Das Aufnahmeverfahren gestaltet sich so unbürokratisch wie möglich. Der Bewerber soll am Aufnahmeverfahren aktiv mitarbeiten. Es beginnt mit einer schriftlichen Kontaktaufnahme des Bewerbers. Dieser erhält daraufhin zwei Fragebögen, die ausgefüllt und unterschrieben an die Einrichtung zurückgeschickt werden. Diesen Fragebögen ist ein ausführlicher Lebenslauf beizufügen. Auf Grund der vorliegenden Daten wird dann über die Aufnahme entschieden. Ist eine Aufnahme möglich, wird der Bewerber auf der Warteliste geführt.
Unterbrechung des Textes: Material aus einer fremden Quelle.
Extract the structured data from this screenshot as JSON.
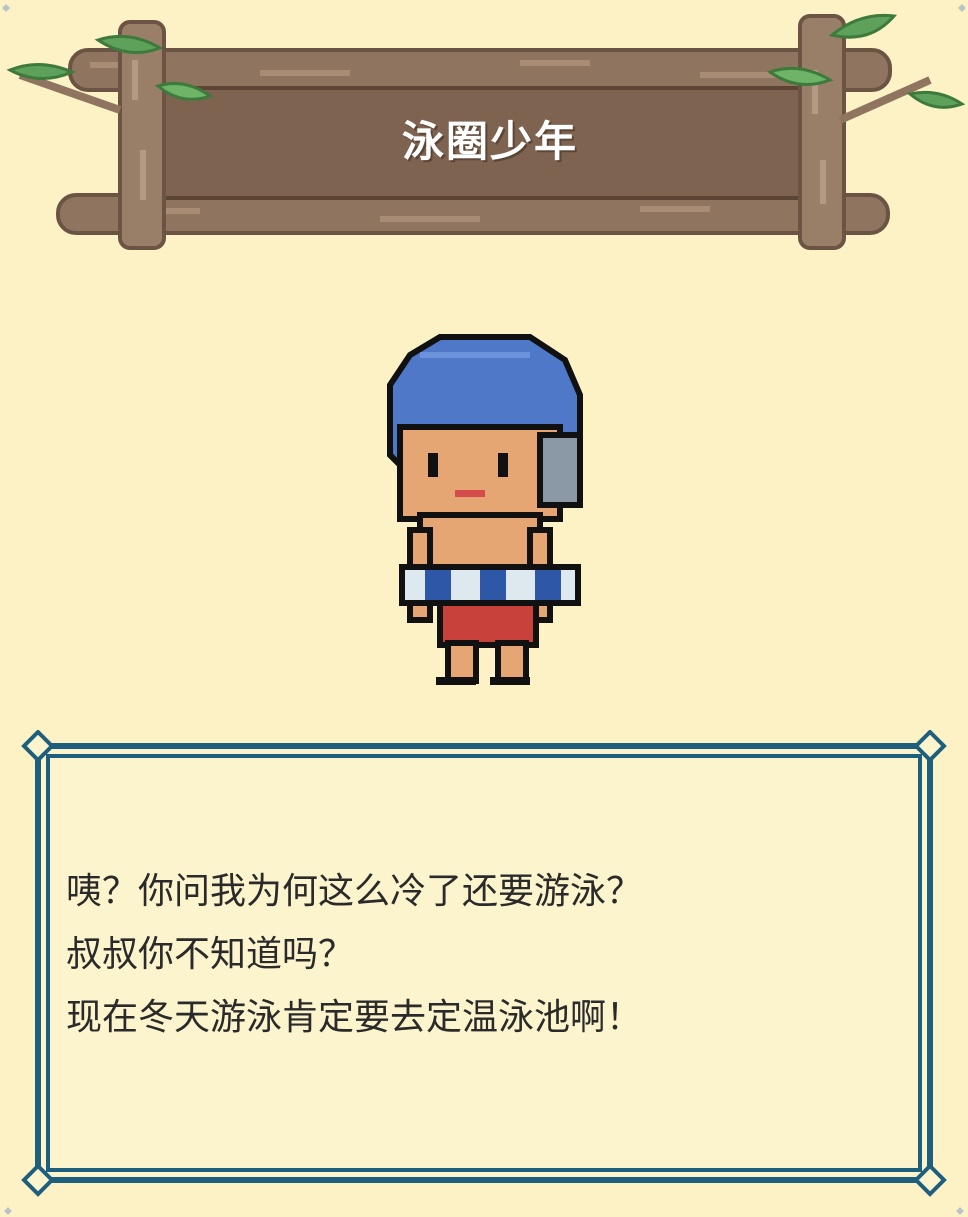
{
  "header": {
    "title": "泳圈少年"
  },
  "npc": {
    "sprite_icon": "swim-ring-boy-sprite"
  },
  "dialog": {
    "lines": [
      "咦？你问我为何这么冷了还要游泳？",
      "叔叔你不知道吗？",
      "现在冬天游泳肯定要去定温泳池啊！"
    ]
  },
  "colors": {
    "background": "#fcf2c5",
    "wood": "#8a6e58",
    "wood_dark": "#5c4535",
    "frame": "#1e5f7e",
    "leaf": "#5ea15a",
    "cap": "#4f78c9",
    "trunks": "#c9413b",
    "skin": "#e6a674"
  }
}
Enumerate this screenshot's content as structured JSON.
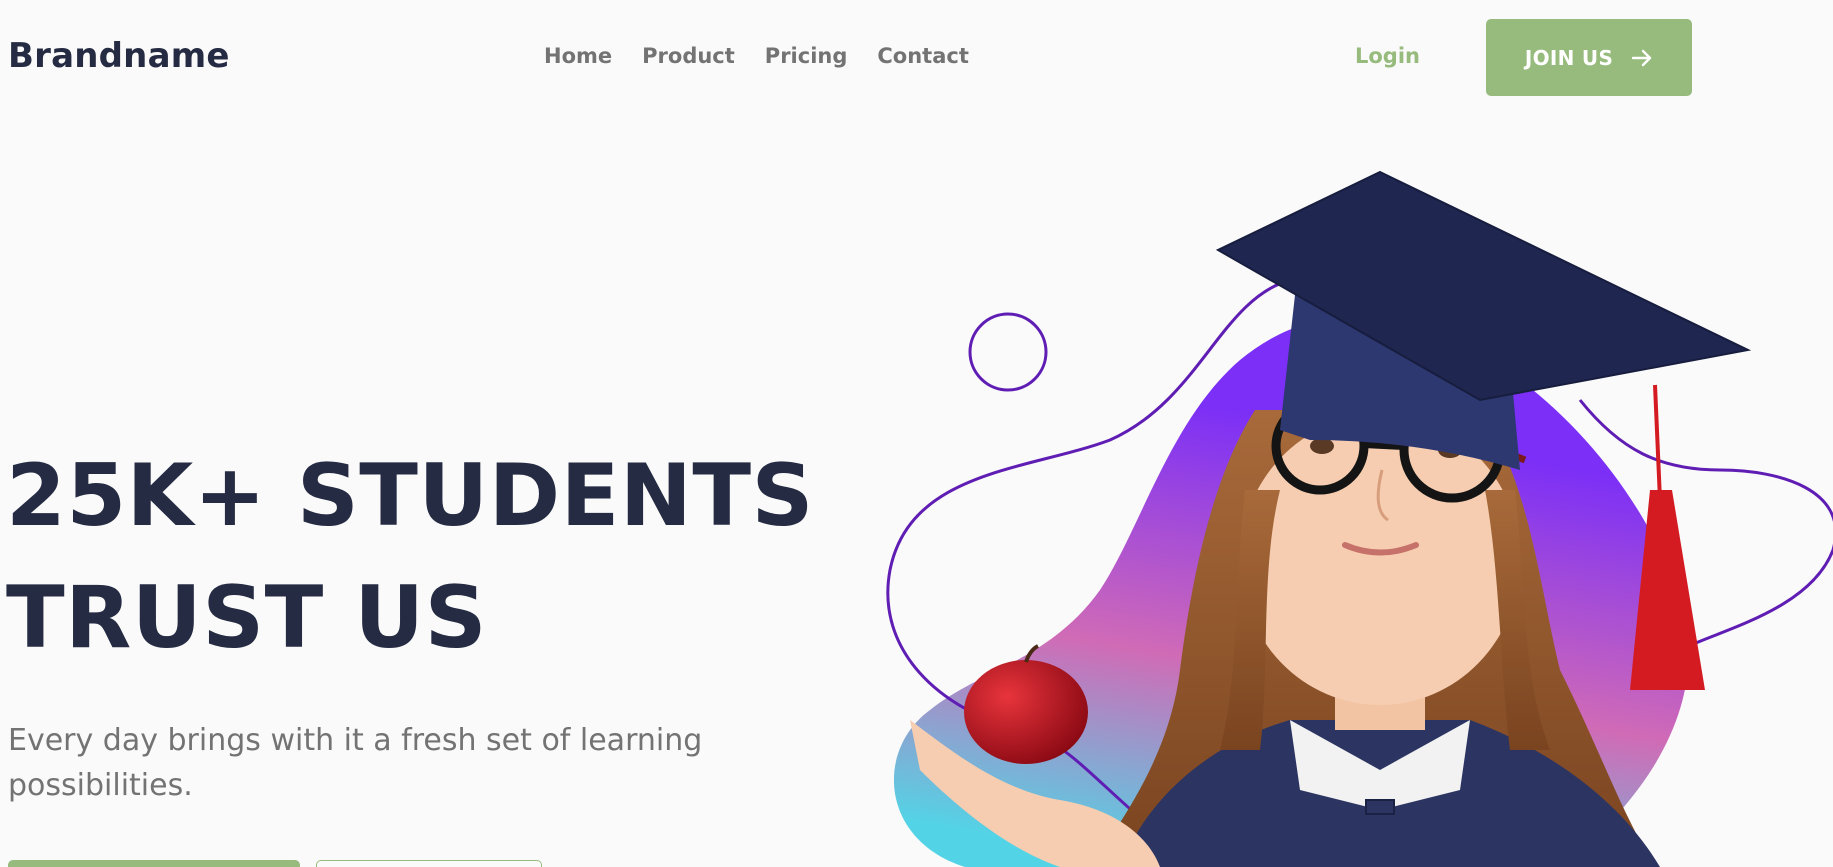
{
  "header": {
    "brand": "Brandname",
    "nav": [
      "Home",
      "Product",
      "Pricing",
      "Contact"
    ],
    "login_label": "Login",
    "join_label": "JOIN US"
  },
  "hero": {
    "title_line1": "25K+ STUDENTS",
    "title_line2": "TRUST US",
    "subtitle": "Every day brings with it a fresh set of learning possibilities."
  },
  "icons": {
    "join_icon": "arrow-right-icon",
    "decor_circle": "outline-circle-icon"
  },
  "colors": {
    "brand_text": "#252b42",
    "muted_text": "#737373",
    "accent_green": "#96bb7c",
    "accent_purple": "#5f1db4",
    "blob_gradient": [
      "#7b2ff7",
      "#d06bb6",
      "#53d3e6"
    ]
  }
}
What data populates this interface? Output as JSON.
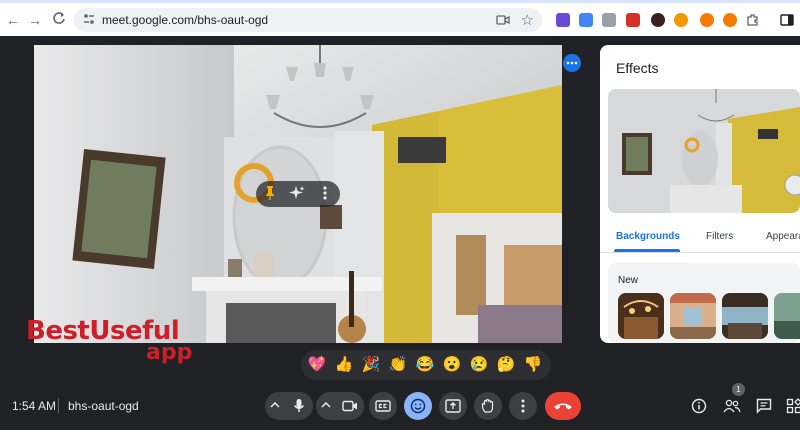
{
  "browser": {
    "url": "meet.google.com/bhs-oaut-ogd",
    "back_label": "←",
    "forward_label": "→",
    "reload_label": "C"
  },
  "tile_overlay": {
    "pin_icon": "pin-icon",
    "effects_icon": "sparkle-icon",
    "more_icon": "more-vert-icon"
  },
  "effects_panel": {
    "title": "Effects",
    "tabs": [
      {
        "label": "Backgrounds",
        "active": true
      },
      {
        "label": "Filters",
        "active": false
      },
      {
        "label": "Appeara",
        "active": false
      }
    ],
    "section_label": "New"
  },
  "watermark": {
    "line1": "BestUseful",
    "line2": "app"
  },
  "reactions": [
    "💖",
    "👍",
    "🎉",
    "👏",
    "😂",
    "😮",
    "😢",
    "🤔",
    "👎"
  ],
  "bottom_bar": {
    "time": "1:54 AM",
    "meeting_code": "bhs-oaut-ogd",
    "participant_count": "1"
  },
  "colors": {
    "meet_background": "#202124",
    "control_button": "#3c4043",
    "end_call": "#ea4335",
    "accent": "#1a73e8",
    "active_reaction_button": "#8ab4f8"
  }
}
Um den Kontakt zur Einrichtung durch die Wartezeit nicht zu verlieren, muss er in einem festgelegten Rhythmus die Einrichtung anschreiben. Die Wartezeit wird so kurz wie möglich gehalten.

Kostenträger der Maßnahme ist der jeweils zuständige Landschaftsverband. Für Bewerber aus dem Rheinland ist der Landschaftsverband Rheinland (LVR) in Köln zuständig. Für diese Bewerber gilt, dass erst am Tag der Aufnahme in der Einrichtung der Kostenübernahmeantrag gestellt wird.

Für Bewerber aus Westfalen bzw. dem Lipperland ist der Landschaftsverband Westfalen Lippe (LWL) in Münster zuständig. Für diese Bewerber gilt, dass vor der Aufnahme ein Kostenübernahmeantrag in Zusammenarbeit mit der örtlich zuständigen Stelle des LWL erstellt werden muss. Einzige Ausnahme ist hier, wenn der Bewerber aus Westfalen oder dem Lipperland kommt und in einer JVA im Rheinland einsitzt. Nur in diesem Fall wird ebenfalls am Aufnahmetag aus der Einrichtung heraus der Kostenübernahmeantrag beim LWL gestellt.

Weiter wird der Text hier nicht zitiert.